Mimo ogromnego sukcesu Barbie Grety Gerwig czy zaskakująco dobrych wyników Kokainowego misia Elizabeth Banks, reżyserki nie mają równych możliwości jak ich koledzy z branży. Studia filmowe, które zobowiązały się do analizy swoich praktyk zatrudniania po głośnym ruchu Black Lives Matter, wciąż nie produkują wielu filmów z udziałem osób o różnym kolorze skóry. Takie wnioski wysunęli badacze z USC Annenberg - szkoły wyższej na Uniwerstytecie Południowej Kalifornii.
Raport USC Annenberg dotyczący inkluzywności w branży filmowej
Z raportu wynika, że na liście 100 najbardziej dochodowych filmów w USA w 2023 roku zatrudniono łącznie 116 reżyserów. Jednak tylko 14 z nich (12,1%) to kobiety. To niewielki wzrost w porównaniu z 2022 rokiem, gdy zatrudniono 9% reżyserek.
Tylko 4 kobiety (3.4%) miały odmienny kolor skóry. Trzy z nich są pochodzenia azjatyckiego - Adele Lim, Celine Song oraz Fawn Veerasunthorn. Natomiast Nia DaCosta, czarnoskóra reżyserka, wyreżyserowała Marvels.

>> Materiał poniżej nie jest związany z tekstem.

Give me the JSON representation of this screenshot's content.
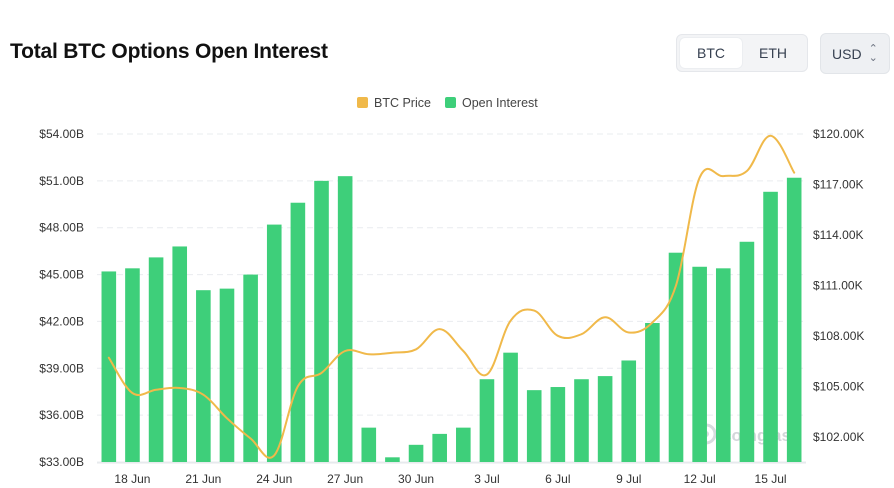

Badacze odkryli, że spośród 100 najbardziej dochodowych filmów, 26 reżyserów podchodzi z niedostatecznie reprezentowanych grup rasowych i etnicznych. 14 z nich to Azjaci, 8 czarnoskórzy, a dwóch Latynosi. Pozostali byli osobami wielorasowymi. To minimalna różnica w porównaniu z danymi z 2022 roku.
W 2023 roku Universal Pictures zatrudniło najwięcej kobiet (4) na stanowisko reżysera. Następnie Lionsgate i Disney zatrudniły odpowiednio trzy i dwie reżyserki.